Towards resource-efficient forests: Mixing species changes crown biomass allocation and improves growth efficiency

Abstract

Societal Impact Statement Forests worldwide face significant challenges due to climate change, impacting their health and productivity. In this study, we examined how European beech and Scots pine influence each other's phenology and growth in mixed forests. Our findings indicate that mixing these complementary tree species can increase resource efficiency within forest ecosystems. By leveraging informed species selection, this research highlights the potential for developing knowledge-based, resource-efficient forests. These insights are invaluable for policymakers and forest managers in designing forests that are not only productive but also sustainable and adaptable to evolving environmental conditions.

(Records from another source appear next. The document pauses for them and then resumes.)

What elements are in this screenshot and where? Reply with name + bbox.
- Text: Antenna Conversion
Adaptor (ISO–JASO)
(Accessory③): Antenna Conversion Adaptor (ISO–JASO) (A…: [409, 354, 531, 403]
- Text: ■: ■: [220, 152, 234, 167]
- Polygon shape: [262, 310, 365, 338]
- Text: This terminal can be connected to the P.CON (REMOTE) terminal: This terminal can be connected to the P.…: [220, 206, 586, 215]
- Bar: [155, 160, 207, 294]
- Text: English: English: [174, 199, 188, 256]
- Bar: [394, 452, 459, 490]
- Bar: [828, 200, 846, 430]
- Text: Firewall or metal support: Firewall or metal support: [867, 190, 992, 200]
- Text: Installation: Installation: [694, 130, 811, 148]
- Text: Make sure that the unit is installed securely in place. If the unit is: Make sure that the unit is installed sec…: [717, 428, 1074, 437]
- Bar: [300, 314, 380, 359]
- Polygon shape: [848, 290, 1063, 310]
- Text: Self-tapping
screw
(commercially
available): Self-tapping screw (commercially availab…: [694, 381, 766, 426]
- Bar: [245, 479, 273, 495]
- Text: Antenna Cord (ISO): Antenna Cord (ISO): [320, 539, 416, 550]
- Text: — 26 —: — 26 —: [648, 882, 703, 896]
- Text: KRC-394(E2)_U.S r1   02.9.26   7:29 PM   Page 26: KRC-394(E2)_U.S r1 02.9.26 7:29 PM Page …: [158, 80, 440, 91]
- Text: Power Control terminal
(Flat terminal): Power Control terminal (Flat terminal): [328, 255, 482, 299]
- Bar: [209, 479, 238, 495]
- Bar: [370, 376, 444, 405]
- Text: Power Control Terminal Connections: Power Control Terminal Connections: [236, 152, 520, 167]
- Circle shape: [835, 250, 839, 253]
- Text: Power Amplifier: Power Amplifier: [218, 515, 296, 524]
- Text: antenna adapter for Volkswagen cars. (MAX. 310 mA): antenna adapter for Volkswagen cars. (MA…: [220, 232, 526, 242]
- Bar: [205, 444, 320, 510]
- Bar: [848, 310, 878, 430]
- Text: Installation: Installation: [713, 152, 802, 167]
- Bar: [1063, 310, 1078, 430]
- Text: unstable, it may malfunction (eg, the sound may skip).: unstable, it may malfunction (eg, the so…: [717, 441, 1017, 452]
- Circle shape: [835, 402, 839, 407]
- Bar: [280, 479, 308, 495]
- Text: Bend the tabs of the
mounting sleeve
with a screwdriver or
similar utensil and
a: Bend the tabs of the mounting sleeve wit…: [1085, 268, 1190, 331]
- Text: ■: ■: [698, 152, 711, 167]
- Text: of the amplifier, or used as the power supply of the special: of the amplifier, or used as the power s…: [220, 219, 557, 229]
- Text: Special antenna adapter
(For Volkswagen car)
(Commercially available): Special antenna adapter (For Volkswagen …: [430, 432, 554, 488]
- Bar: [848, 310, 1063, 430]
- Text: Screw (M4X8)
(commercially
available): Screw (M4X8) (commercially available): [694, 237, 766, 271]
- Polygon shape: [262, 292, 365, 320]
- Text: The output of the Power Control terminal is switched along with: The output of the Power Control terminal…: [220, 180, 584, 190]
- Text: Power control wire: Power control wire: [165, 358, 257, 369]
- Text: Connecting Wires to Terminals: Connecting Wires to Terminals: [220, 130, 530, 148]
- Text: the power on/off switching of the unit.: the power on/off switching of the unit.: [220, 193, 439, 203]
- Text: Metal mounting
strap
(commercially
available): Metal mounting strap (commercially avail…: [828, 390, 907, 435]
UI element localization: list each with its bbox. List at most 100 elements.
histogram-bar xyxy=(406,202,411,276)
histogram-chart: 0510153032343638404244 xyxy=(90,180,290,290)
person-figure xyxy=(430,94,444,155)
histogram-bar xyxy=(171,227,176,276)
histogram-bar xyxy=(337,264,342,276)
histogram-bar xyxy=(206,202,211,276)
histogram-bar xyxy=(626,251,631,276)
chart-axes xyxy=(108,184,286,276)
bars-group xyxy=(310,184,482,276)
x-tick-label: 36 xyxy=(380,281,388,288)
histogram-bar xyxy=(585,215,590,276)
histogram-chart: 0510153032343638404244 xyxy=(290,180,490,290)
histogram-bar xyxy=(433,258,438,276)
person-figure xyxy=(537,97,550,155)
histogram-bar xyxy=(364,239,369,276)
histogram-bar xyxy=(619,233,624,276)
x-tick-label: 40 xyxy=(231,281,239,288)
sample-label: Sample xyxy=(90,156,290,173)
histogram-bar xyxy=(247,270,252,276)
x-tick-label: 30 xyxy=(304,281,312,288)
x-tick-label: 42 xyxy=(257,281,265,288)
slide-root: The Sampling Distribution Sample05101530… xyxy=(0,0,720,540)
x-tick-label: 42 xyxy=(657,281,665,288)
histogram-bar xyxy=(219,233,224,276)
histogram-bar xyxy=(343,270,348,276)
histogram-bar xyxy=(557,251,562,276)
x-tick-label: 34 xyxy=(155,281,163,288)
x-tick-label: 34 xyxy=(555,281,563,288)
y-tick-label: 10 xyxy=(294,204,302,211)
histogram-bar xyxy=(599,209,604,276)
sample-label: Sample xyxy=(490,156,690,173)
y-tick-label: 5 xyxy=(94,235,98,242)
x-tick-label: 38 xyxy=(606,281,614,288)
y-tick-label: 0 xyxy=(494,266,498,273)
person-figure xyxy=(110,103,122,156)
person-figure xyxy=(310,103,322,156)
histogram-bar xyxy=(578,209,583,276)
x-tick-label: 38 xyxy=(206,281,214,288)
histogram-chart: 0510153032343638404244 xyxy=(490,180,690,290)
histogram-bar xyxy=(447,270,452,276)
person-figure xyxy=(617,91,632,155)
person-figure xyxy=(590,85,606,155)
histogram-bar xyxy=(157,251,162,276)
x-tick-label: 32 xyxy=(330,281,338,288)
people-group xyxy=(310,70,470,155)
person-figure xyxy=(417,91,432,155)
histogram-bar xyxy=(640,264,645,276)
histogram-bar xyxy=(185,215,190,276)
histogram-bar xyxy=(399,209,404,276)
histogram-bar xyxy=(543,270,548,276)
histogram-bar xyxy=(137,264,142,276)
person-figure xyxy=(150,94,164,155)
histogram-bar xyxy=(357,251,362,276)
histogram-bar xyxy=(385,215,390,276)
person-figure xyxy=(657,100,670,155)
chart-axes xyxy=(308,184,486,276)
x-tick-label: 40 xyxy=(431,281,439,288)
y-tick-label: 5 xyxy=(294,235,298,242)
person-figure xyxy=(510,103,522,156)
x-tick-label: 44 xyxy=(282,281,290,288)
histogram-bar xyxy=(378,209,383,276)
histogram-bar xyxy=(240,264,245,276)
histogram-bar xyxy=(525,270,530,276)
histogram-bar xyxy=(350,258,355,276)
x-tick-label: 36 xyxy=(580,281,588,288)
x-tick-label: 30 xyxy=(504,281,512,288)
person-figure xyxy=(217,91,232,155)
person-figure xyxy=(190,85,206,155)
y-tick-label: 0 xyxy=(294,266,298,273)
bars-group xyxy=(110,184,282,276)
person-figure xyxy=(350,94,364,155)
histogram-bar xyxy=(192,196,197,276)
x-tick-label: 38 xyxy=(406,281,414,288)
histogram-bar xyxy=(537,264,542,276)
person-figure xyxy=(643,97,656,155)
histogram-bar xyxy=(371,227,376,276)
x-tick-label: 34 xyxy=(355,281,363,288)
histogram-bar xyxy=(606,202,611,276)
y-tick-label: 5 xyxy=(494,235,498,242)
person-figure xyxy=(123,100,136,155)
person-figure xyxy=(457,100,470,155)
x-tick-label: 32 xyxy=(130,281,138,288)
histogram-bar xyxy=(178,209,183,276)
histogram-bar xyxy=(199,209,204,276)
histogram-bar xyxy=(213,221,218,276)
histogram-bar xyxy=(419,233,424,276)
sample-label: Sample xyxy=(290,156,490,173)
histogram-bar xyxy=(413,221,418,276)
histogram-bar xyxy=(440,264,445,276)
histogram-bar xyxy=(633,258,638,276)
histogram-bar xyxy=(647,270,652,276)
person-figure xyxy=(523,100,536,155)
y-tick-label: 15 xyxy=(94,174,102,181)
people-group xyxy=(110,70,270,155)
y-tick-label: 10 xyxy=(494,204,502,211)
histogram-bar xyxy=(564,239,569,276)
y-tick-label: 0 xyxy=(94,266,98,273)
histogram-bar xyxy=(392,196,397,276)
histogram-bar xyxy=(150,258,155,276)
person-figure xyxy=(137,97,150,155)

Summary We investigated the effects of interspecific neighbors on crown morphology and growth efficiency in European temperate forests, specifically focusing on European beech (Fagus sylvatica L.) and Scots pine (Pinus sylvestris L.). Our goal was to determine whether the previously reported overyielding in this mixture is primarily due to improved space-use efficiency and packing density or enhanced resource-use efficiency. Our methodology involved a detailed analysis of 128 individual felled trees. We assessed the effect of intraspecific and interspecific neighbors on stem volume growth, the allometric relationships of tree crowns and their components, and the allocation of branch and leaf biomass along the trees' vertical structure. Our findings demonstrate that interspecific neighbors significantly influence the allometric relationships of tree crowns, especially altering the vertical biomass distribution in European beech. Additionally, we found that interspecific neighbors can significantly enhance the growth efficiency of European beech but not for Scots pine. This research provides valuable insights for enhancing forest growth models and guiding forest management practices. By understanding the critical role of crown biomass allocation and growth efficiency in mixed-species stands, policymakers and forest managers can design forests that are both productive and adaptable to changing environmental conditions. This study emphasizes the importance of species interactions in forest dynamics and bridges theoretical concepts with practical applications.